Link Interac Inc.
- Company type: Corporation
- Industry: Education
- Founded: September 1972
- Headquarters: Tokyo, Japan
- Number of locations: 13 regional offices in Japan
- Services: Education, Consultation, Publishing, Language Testing
- Website: http://www.interacnetwork.com

= Link Interac Inc. =

Link Interac Inc. is a Japanese company founded in 1972 which focuses to providing Assistant Language Teachers (ALTs) to public elementary, middle, and high schools in Japan.

From 2010 to 2014, Interac was owned by Advantage Partners.

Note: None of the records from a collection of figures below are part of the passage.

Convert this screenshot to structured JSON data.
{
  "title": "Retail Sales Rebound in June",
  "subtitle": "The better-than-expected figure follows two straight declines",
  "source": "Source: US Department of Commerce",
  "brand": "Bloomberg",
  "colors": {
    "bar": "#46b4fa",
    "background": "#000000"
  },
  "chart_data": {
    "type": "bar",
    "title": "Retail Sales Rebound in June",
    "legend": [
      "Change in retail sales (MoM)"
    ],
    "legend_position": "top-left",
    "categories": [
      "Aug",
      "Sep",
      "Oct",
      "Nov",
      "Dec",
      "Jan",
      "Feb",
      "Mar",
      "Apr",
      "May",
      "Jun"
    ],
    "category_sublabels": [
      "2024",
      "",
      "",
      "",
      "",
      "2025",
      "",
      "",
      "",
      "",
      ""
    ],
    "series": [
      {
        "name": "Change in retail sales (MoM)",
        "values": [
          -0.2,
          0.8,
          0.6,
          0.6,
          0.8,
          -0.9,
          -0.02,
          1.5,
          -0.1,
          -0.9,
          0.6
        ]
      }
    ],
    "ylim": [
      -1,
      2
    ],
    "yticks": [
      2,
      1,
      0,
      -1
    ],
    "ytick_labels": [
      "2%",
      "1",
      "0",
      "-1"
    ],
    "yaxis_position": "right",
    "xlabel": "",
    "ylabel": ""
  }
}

Since April 2014, Interac has become part of Link & Motivation Inc (TSE:2170) and its name was changed to Link Interac Inc.
==Etymology==
The name is an acronym for International Education Research and Analysis Corporation, although the company has never operated under that name.

==Description and history==
Interac is Japan’s largest private provider of professional foreign teachers to the Japanese government through its ALT program. As one of the largest non-government employers of foreign nationals in Japan they employ nearly 3,500 staff in Japan across a network of 13 offices. Around 3,200 of these employees are non-Japanese.

Interac began as a provider of corporate educational services but from the mid-nineties began providing ALTs and education-related services to Boards of Education across Japan.

The company has fifteen domestic branches within Japan, with associated offices in Salt Lake City and Oxford. There are approximately 100 administrative staff, and a teaching team of over 2,500 ALTs and language teachers for English and other languages.

==Clients==
Link Interac has fifteen branches servicing over 7000 different client organizations. Mostly these are local boards of education to whom Interac provides ALTs. The scope of this teaching in public schools is quite large, and the estimate based on government figures is that about 17.33%, or 1 in 5.76 students, is taught by an Interac teacher weekly. About 10% of its business is in providing language instruction to companies such as Ito-Yokado, Honda, Hitachi, Mitsubishi, and NEC, as well as Japanese governmental organizations such as the Japan International Cooperation Agency.

==Union representation==
In western Japan some Interac teachers are represented by the General Union. In southern Japan Interac teachers are represented by the Fukuoka General Union. In the Tokyo area and north eastern Japan, Interac teachers are unionized in "Zenkoku Ippan Tokyo General Union Tozen ALTs" local.